In-memory SQLite backed by periodic snapshots to S3-compatible bucket storage (AWS S3, Cloudflare R2, MinIO).

Your app writes to a regular sqlite3.Connection. BucketHead keeps the database in memory, snapshots the whole thing to your bucket on a timer, and restores it on startup. No Redis, no managed service — just SQLite and one bucket.

Why

  • Fast. Reads and writes hit an in-memory SQLite; microsecond latencies. BucketHead is never in the hot path.
  • Durable. Snapshots land on S3 / R2 / MinIO at a configurable cadence, plus one final flush on shutdown.
  • Cheap. Dirty-bit optimization skips the upload whenever the database hasn't changed since the last flush.
  • Structured. You're using SQLite — schemas, indexes, transactions, joins — all the usual stuff.
  • R2-friendly. Zero egress fees + the dirty-bit mean snapshot cost is dominated by storage, not requests.

Install

uv add buckethead                # runtime only
uv add 'buckethead[profiling]'   # + memray / pyinstrument hooks

Python 3.13+.

Quickstart

from pathlib import Path
from buckethead import BucketConfig, BucketSQLite

cfg = BucketConfig.for_r2(
    account_id="<cloudflare account id>",
    bucket="my-bucket",
    access_key_id="<r2 s3 api access key>",
    secret_access_key="<r2 s3 api secret>",
)

with BucketSQLite(cfg) as bh:
    # Raw SQL
    bh.connection.execute("CREATE TABLE kv (k TEXT PRIMARY KEY, v TEXT)")
    bh.connection.execute("INSERT INTO kv VALUES ('answer', '42')")
    bh.connection.commit()

    # Key/value interface
    bh.kv.set("user/123", "alice")
    bh.kv.get("user/123")                      # "alice"
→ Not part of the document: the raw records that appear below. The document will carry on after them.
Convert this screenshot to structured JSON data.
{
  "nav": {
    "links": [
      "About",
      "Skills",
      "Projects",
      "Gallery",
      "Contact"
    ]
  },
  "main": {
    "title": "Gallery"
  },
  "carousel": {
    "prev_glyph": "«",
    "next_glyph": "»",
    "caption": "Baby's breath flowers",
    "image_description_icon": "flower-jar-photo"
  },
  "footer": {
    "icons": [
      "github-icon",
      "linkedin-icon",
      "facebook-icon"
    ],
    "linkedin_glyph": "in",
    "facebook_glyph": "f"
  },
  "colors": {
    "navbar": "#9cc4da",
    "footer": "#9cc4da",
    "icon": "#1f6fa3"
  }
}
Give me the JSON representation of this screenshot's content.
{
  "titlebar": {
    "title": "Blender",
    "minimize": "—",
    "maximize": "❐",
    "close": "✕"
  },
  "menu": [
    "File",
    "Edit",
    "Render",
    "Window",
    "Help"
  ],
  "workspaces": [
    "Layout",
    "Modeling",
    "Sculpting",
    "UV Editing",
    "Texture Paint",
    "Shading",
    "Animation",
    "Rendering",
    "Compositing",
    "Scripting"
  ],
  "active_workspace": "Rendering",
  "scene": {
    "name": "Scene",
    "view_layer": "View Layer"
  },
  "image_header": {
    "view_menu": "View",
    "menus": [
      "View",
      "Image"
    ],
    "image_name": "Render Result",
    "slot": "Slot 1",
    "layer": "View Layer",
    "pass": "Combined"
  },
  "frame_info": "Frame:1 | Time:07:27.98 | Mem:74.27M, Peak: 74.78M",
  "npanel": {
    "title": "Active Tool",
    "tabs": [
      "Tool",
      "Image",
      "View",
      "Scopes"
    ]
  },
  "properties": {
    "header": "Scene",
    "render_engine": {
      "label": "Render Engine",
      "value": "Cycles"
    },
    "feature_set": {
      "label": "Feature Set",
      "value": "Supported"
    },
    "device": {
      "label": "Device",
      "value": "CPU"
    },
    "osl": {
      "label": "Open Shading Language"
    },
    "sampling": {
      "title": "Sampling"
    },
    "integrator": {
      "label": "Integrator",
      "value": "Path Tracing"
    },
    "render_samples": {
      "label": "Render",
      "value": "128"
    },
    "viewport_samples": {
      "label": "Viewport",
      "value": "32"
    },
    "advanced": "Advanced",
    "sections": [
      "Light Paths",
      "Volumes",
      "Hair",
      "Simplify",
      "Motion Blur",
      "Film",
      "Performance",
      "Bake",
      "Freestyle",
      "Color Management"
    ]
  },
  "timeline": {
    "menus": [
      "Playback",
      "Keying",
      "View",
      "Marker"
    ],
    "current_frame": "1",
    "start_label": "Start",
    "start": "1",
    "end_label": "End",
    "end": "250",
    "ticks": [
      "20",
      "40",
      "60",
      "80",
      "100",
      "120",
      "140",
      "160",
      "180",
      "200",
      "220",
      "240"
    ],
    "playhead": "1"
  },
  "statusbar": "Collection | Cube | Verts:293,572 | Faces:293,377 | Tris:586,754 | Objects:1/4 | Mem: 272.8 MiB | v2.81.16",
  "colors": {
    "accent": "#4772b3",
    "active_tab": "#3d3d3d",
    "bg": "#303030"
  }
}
    # File store — content-addressable, dedup'd
    bh_key = bh.files.put(Path("/tmp/big.bin"))
    bh.files.get(bh_key, dest=Path("/tmp/out.bin"))

# On exit: final flush → snapshot uploaded to R2.
# On next startup: restored automatically.

Env-driven config

For 12-factor deployments, skip passing a BucketConfig entirely — BucketSQLite() auto-loads one from BUCKETHEAD_* env vars plus ~/.config/buckethead/config.toml:

from buckethead import BucketSQLite

bh = BucketSQLite()
# reads BUCKETHEAD_BUCKET__NAME, BUCKETHEAD_BUCKET__ACCESS_KEY_ID,
# BUCKETHEAD_BUCKET__SECRET_ACCESS_KEY, and optionally
# BUCKETHEAD_BUCKET__ENDPOINT_URL or BUCKETHEAD_CLOUDFLARE__ACCOUNT_ID,
# plus BUCKETHEAD_SNAPSHOT__KEY and BUCKETHEAD_SNAPSHOT__BRANCH.
# Any [env] entries in ~/.config/buckethead/config.toml are merged in
# via os.environ.setdefault — live env wins.

All env vars use the BUCKETHEAD_ prefix with __ as the nesting delimiter, so BUCKETHEAD_BUCKET__NAME lands in settings.bucket.name. If you want the intermediate BucketConfig object, build it explicitly:

from buckethead import BucketHeadSettings, BucketSQLite

cfg = BucketHeadSettings().to_bucket_config()
bh = BucketSQLite(cfg)

Four typed views on your data

Attribute Access pattern What it's for
bh.connection raw SQL anything — full SQLite is yours
bh.kv string-keyed set / get / dict protocol small configuration, cache entries, session data
bh.docs named collections of JSON documents with a Mongo-lite filter DSL structured-ish records you want to query by field
bh.files content-addressable SHA-256 bh-key → bytes in R2 arbitrary files (uploads, artifacts, ML inputs)
users = bh.docs.collection("users")
users.insert({"name": "alice", "age": 30, "tags": ["beta"]})
users.find({"age": {"$gte": 18}, "tags": {"$in": ["beta"]}})

See the DocStore API reference for the full operator list and SQL escape hatch.

Branches

BucketHead maintains multiple named snapshots against the same bucket, one per "branch". Useful for risky migrations or experimental work.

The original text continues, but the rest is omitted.